Long before they were thrust into the national spotlight and inducted into the national douchebaggery hall of fame for brandishing guns on peaceful Black Lives Matter protesters last month, Mark and Patricia McCloskey had already made a name for themselves in their gated community. The couple constantly sued neighbors and had a long history of telling people to get off their property the St. Louis Post-Dispatch reported.
The very litigious couple have been filing lawsuits against neighbors, various organizations and businesses since they moved into the neighborhood in 1988. In fact, they filed a lawsuit against the neighborhood before they even move there to obtain the home where they currently reside.
Excerpt from the Daily Beast:
“A lawyer in St. Louis has filed suit against a bank and a group of lawyers and real estate agents, accusing them of cheating him out of a chance to buy a unique mansion in the Central West End,” the St. Louis Post-Dispatch reported in 1987. “Another party bought the mansion for less money than McCloskey had offered, the suit says.”
And they have been going ever since. They’ve filed lawsuits over small neighborhood issues like suing their neighbors for making changes to a gravel road. They also filed a lawsuit in the St. Louis Circuit court to force the trustees to enforce the neighborhood laws as written after the trustees allowed an unmarried gay couple to move into the neighborhood. One of the rules prohibited unmarried people from living together.
Making children cry
When a neighboring synagogue built a beehive just outside the McCloskeys’ northern wall in 2013, Mark McCloskey destroyed the beehives and left a note telling them he’s responsible and threatened legal actions if the mess was not cleaned up in a timely manner. According to the St Louis Post-Dispatch, the congregation planned to harvest the honey for Rosh Hashanah celebrations. Rabbi Susan Talve said the children were so heartbroken that they cried in school since the project was also a part of their curriculum.
The McCloskeys are so quick to settle trivial matters in court that Mark once filed two lawsuits at once (one against a dog breeder who sold him a German Shepherd without papers and against a local neighborhood organization for using a photo of their home in a brochure) because he wanted to “save on gas.”
The McCloskeys also say they are entitled to a 1,143-square-foot triangle of lawn in front of the property that is set aside as common ground in the neighborhood’s indenture, in an ongoing suit against Portland Place trustees in 2017. Mark McCloskey once defended this patch of land by pointing a gun at a neighbor who tried to cut through it, the St. Louis Post Dispatch reported. It is the same path of grass protesters saw when they entered the gated community.

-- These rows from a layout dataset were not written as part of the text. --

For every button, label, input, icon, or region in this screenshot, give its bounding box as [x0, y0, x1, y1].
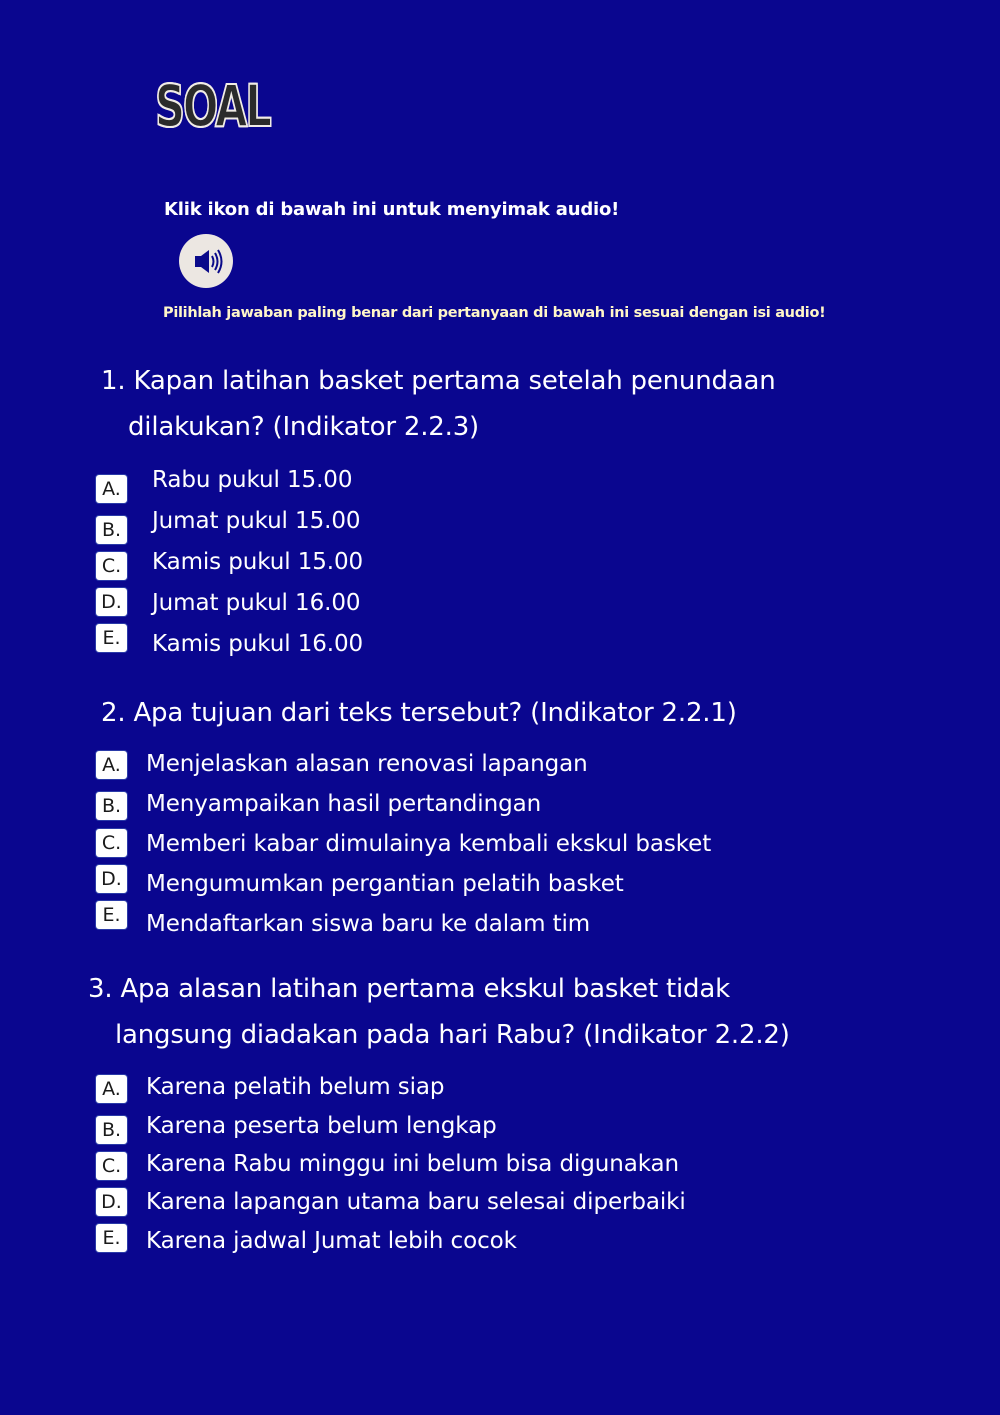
question-1-text-line1: 1. Kapan latihan basket pertama setelah penundaan	[101, 366, 776, 396]
question-2-text: 2. Apa tujuan dari teks tersebut? (Indikator 2.2.1)	[101, 698, 737, 728]
q3-option-c-button[interactable]: C.	[95, 1151, 128, 1181]
q1-option-d-text: Jumat pukul 16.00	[152, 590, 361, 616]
q1-option-a-button[interactable]: A.	[95, 474, 128, 504]
answer-instruction: Pilihlah jawaban paling benar dari pertanyaan di bawah ini sesuai dengan isi audio!	[163, 305, 826, 321]
q2-option-c-button[interactable]: C.	[95, 828, 128, 858]
q2-option-b-button[interactable]: B.	[95, 791, 128, 821]
q3-option-c-text: Karena Rabu minggu ini belum bisa digunakan	[146, 1151, 679, 1177]
q1-option-c-button[interactable]: C.	[95, 551, 128, 581]
question-2	[101, 690, 737, 736]
q3-option-a-button[interactable]: A.	[95, 1074, 128, 1104]
q2-option-e-text: Mendaftarkan siswa baru ke dalam tim	[146, 911, 591, 937]
q2-option-d-text: Mengumumkan pergantian pelatih basket	[146, 871, 624, 897]
audio-instruction: Klik ikon di bawah ini untuk menyimak audio!	[164, 199, 620, 220]
speaker-icon	[186, 246, 226, 276]
q2-option-d-button[interactable]: D.	[95, 864, 128, 894]
q1-option-d-button[interactable]: D.	[95, 587, 128, 617]
q1-option-b-text: Jumat pukul 15.00	[152, 508, 361, 534]
question-3-continued	[115, 1012, 790, 1058]
q1-option-c-text: Kamis pukul 15.00	[152, 549, 364, 575]
q3-option-e-button[interactable]: E.	[95, 1223, 128, 1253]
q3-option-b-button[interactable]: B.	[95, 1115, 128, 1145]
q3-option-a-text: Karena pelatih belum siap	[146, 1074, 445, 1100]
audio-play-button[interactable]	[179, 234, 233, 288]
q2-option-a-text: Menjelaskan alasan renovasi lapangan	[146, 751, 588, 777]
q3-option-e-text: Karena jadwal Jumat lebih cocok	[146, 1228, 517, 1254]
q2-option-a-button[interactable]: A.	[95, 750, 128, 780]
question-3	[88, 966, 730, 1012]
question-1	[101, 358, 776, 404]
question-3-text-line1: 3. Apa alasan latihan pertama ekskul basket tidak	[88, 974, 730, 1004]
question-1-continued	[128, 404, 479, 450]
q3-option-b-text: Karena peserta belum lengkap	[146, 1113, 497, 1139]
page-title: SOAL	[155, 72, 270, 140]
q2-option-e-button[interactable]: E.	[95, 900, 128, 930]
q1-option-b-button[interactable]: B.	[95, 515, 128, 545]
q1-option-a-text: Rabu pukul 15.00	[152, 467, 353, 493]
q3-option-d-text: Karena lapangan utama baru selesai diperbaiki	[146, 1189, 686, 1215]
q1-option-e-button[interactable]: E.	[95, 623, 128, 653]
q1-option-e-text: Kamis pukul 16.00	[152, 631, 364, 657]
question-3-text-line2: langsung diadakan pada hari Rabu? (Indikator 2.2.2)	[115, 1020, 790, 1050]
q2-option-c-text: Memberi kabar dimulainya kembali ekskul basket	[146, 831, 712, 857]
question-1-text-line2: dilakukan? (Indikator 2.2.3)	[128, 412, 479, 442]
q3-option-d-button[interactable]: D.	[95, 1187, 128, 1217]
q2-option-b-text: Menyampaikan hasil pertandingan	[146, 791, 542, 817]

Mark McCloskey was slapped with a $1,800 fine in a 2000 case for making frivolous filings. He paid the fine in dimes according to the Daily Beast.
UPDATE:
On Friday night, police executed a search warrant on the couple’s home and “seized as evidence from the residence was a Colt, semi-automatic, .223 caliber rifle,” according to a statement from the St Louis Metropolitan Police Department.